Where there is popular support, states can also enact two bolder measures to ensure that abortion is prohibited to the extent permitted under federal law:
1. States could amend their constitution to provide that nothing in the state constitution creates a right to abortion and that unborn human life shall be protected to the maximum degree permitted under the U.S. Constitution.

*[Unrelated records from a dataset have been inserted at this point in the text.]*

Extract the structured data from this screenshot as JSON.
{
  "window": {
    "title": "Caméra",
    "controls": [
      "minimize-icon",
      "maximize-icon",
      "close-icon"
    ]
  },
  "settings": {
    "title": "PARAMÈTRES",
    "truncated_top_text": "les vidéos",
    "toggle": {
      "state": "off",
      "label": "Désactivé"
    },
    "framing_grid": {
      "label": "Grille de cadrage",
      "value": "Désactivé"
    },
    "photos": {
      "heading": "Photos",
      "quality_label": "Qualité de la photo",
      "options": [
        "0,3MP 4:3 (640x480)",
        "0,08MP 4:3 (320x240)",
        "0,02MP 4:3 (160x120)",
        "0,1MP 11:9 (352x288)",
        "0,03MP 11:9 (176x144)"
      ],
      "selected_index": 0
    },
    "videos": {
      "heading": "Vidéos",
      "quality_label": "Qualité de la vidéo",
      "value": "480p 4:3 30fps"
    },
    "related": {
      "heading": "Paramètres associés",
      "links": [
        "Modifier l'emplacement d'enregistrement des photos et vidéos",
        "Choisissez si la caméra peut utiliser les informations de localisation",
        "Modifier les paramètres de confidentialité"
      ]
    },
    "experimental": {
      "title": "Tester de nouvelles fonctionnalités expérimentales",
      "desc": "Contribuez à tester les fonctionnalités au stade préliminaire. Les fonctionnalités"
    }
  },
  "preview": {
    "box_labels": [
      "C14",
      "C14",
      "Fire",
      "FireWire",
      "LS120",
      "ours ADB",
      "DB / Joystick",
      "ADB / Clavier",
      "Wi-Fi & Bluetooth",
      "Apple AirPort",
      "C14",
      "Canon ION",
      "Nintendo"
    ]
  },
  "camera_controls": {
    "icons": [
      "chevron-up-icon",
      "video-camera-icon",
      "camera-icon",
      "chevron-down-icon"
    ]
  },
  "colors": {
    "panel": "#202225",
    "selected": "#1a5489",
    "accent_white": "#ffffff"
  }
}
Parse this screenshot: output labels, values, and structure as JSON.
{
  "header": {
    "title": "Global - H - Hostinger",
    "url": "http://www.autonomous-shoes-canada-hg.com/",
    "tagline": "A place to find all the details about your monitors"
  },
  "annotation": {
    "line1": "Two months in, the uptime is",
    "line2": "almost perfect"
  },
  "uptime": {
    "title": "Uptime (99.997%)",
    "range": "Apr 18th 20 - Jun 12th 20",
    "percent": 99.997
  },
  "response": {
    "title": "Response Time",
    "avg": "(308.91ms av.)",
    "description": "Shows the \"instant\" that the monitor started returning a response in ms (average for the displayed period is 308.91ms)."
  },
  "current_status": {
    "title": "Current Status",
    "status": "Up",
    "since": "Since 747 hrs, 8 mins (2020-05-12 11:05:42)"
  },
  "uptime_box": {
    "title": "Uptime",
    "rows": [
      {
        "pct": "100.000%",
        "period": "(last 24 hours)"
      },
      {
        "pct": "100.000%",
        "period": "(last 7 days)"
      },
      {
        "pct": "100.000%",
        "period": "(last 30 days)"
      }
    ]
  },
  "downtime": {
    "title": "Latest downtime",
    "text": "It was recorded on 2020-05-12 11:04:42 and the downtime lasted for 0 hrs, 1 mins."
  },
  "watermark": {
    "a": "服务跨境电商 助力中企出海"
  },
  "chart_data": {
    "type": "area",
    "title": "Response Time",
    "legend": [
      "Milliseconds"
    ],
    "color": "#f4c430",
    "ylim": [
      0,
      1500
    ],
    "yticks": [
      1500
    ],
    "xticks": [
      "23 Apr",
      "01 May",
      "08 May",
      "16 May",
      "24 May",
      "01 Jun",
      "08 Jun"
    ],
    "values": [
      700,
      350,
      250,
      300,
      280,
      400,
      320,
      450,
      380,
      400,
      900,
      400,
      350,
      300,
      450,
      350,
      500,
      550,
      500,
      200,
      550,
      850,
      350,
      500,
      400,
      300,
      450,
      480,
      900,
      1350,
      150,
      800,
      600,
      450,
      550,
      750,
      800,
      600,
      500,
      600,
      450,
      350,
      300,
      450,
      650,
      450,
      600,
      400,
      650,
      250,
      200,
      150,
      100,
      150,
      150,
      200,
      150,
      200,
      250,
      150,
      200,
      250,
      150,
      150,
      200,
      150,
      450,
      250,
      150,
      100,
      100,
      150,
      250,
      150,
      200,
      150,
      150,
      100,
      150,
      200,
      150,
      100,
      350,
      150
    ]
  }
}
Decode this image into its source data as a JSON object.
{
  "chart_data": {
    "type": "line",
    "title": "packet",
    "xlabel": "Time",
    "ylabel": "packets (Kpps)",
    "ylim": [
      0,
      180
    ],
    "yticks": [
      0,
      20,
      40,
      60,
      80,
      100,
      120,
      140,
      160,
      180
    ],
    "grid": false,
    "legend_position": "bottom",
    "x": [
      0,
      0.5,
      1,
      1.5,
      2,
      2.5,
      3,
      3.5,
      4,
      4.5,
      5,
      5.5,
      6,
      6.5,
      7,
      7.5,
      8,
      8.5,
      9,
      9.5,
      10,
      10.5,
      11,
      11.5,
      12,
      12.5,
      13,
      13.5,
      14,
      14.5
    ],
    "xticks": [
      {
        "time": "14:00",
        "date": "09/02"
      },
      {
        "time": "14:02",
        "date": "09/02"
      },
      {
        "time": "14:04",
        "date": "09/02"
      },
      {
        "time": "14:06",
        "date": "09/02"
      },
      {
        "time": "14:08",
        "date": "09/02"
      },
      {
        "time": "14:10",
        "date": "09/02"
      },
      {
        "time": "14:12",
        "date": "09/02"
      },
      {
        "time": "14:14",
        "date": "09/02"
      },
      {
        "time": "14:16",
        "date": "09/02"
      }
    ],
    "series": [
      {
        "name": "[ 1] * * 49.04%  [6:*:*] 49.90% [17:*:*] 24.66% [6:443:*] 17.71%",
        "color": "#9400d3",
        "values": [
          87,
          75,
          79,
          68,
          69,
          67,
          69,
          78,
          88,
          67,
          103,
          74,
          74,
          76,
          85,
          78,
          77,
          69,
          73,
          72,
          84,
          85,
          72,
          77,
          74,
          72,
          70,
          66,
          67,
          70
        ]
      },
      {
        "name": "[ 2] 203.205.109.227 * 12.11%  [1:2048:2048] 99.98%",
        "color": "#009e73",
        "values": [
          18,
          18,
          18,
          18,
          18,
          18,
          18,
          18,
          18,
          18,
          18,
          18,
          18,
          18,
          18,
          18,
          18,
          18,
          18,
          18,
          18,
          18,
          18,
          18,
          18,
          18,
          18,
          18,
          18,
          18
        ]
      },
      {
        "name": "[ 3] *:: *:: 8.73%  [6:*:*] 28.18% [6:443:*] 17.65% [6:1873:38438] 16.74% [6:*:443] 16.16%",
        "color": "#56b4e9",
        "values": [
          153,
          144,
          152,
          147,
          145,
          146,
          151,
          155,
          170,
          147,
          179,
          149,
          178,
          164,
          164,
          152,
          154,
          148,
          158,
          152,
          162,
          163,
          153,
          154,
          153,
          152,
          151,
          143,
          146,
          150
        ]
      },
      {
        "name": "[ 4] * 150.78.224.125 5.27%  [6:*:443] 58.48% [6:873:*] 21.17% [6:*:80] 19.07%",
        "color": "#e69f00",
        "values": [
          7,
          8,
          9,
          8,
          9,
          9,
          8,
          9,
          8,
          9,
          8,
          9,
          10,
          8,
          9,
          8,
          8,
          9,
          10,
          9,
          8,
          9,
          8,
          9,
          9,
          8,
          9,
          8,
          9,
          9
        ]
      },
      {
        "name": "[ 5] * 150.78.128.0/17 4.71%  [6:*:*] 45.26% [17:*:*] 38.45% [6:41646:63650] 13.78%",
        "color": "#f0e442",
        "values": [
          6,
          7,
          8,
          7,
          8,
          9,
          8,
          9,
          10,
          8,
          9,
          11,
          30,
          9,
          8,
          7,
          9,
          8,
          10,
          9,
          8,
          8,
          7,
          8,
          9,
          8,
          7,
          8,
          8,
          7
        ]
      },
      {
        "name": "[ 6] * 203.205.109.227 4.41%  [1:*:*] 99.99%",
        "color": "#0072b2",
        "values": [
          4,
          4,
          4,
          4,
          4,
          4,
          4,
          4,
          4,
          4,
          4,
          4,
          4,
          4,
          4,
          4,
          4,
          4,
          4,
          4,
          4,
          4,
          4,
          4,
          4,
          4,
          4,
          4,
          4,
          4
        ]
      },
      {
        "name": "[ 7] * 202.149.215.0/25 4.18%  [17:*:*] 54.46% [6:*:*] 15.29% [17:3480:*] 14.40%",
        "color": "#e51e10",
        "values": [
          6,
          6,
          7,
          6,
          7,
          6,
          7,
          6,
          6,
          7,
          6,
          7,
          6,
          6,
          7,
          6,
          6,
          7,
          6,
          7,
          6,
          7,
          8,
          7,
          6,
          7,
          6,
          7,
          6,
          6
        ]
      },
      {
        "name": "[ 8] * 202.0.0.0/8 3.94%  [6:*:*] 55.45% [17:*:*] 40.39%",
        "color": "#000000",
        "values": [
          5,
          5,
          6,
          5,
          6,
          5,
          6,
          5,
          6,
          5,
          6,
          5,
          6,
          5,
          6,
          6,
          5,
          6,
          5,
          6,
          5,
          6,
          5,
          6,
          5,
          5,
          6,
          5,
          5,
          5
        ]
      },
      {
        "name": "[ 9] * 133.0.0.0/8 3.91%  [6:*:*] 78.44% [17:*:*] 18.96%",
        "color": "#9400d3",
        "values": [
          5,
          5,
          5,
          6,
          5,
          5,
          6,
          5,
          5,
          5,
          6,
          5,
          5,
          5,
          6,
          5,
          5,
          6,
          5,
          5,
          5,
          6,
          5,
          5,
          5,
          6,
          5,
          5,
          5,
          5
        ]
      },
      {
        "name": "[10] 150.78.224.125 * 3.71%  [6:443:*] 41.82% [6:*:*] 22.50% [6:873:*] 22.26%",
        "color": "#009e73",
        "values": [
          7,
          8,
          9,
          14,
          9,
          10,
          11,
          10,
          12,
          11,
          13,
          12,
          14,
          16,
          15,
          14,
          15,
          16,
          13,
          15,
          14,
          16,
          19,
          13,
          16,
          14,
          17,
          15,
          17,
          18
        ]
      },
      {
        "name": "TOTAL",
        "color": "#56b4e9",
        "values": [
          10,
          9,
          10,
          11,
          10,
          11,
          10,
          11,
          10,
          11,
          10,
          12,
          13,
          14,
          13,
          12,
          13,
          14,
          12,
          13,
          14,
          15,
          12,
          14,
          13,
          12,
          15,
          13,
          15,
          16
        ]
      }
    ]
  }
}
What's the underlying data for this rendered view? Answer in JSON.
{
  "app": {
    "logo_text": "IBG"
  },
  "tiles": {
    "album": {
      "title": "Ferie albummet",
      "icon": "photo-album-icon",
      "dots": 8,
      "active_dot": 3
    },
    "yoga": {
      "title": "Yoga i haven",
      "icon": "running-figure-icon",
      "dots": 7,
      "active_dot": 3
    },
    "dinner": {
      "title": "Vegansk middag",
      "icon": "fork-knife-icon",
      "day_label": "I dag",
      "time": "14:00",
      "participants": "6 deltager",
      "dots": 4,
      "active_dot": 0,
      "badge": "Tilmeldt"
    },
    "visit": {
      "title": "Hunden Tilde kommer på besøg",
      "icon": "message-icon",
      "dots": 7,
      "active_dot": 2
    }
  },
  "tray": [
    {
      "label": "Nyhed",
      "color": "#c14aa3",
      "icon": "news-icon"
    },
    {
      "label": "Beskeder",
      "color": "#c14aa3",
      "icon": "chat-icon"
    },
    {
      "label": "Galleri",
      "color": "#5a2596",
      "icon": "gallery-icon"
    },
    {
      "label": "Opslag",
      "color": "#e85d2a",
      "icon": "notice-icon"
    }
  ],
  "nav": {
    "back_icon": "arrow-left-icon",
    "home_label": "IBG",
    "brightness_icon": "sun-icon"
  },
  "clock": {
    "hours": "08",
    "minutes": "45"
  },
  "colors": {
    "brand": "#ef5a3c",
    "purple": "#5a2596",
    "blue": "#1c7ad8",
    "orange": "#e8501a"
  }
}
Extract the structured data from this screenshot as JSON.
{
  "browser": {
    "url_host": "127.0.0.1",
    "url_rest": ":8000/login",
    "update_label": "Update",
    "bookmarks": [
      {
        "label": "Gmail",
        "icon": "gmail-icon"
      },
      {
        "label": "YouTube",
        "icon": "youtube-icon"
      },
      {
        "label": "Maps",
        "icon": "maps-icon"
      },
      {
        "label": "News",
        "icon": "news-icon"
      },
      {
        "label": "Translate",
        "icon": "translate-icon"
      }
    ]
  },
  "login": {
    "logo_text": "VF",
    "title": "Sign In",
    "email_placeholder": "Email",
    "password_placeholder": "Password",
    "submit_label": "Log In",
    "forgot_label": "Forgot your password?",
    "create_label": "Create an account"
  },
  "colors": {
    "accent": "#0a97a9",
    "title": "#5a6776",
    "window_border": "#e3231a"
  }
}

2. States can amend their constitution or statutes, as appropriate, to provide that abortion is prohibited and that this state ban will take effect immediately, and to the extent permitted, upon the occurrence of any of the following: any decision of the U.S. Supreme Court which reverses, in whole or part, Roe v. Wade, or the adoption of an amendment to the U.S. Constitution which, in whole or part, restores to the states the authority to prohibit abortion.
No one step listed above is a magic bullet that will end the regime of Roe overnight, and some will have a greater impact than others. But every step we take will help pave the way toward complete protection of human life from conception to natural death.
Susan Wills is associate director for education for the U.S. bishops’ Secretariat for Pro-Life Activities.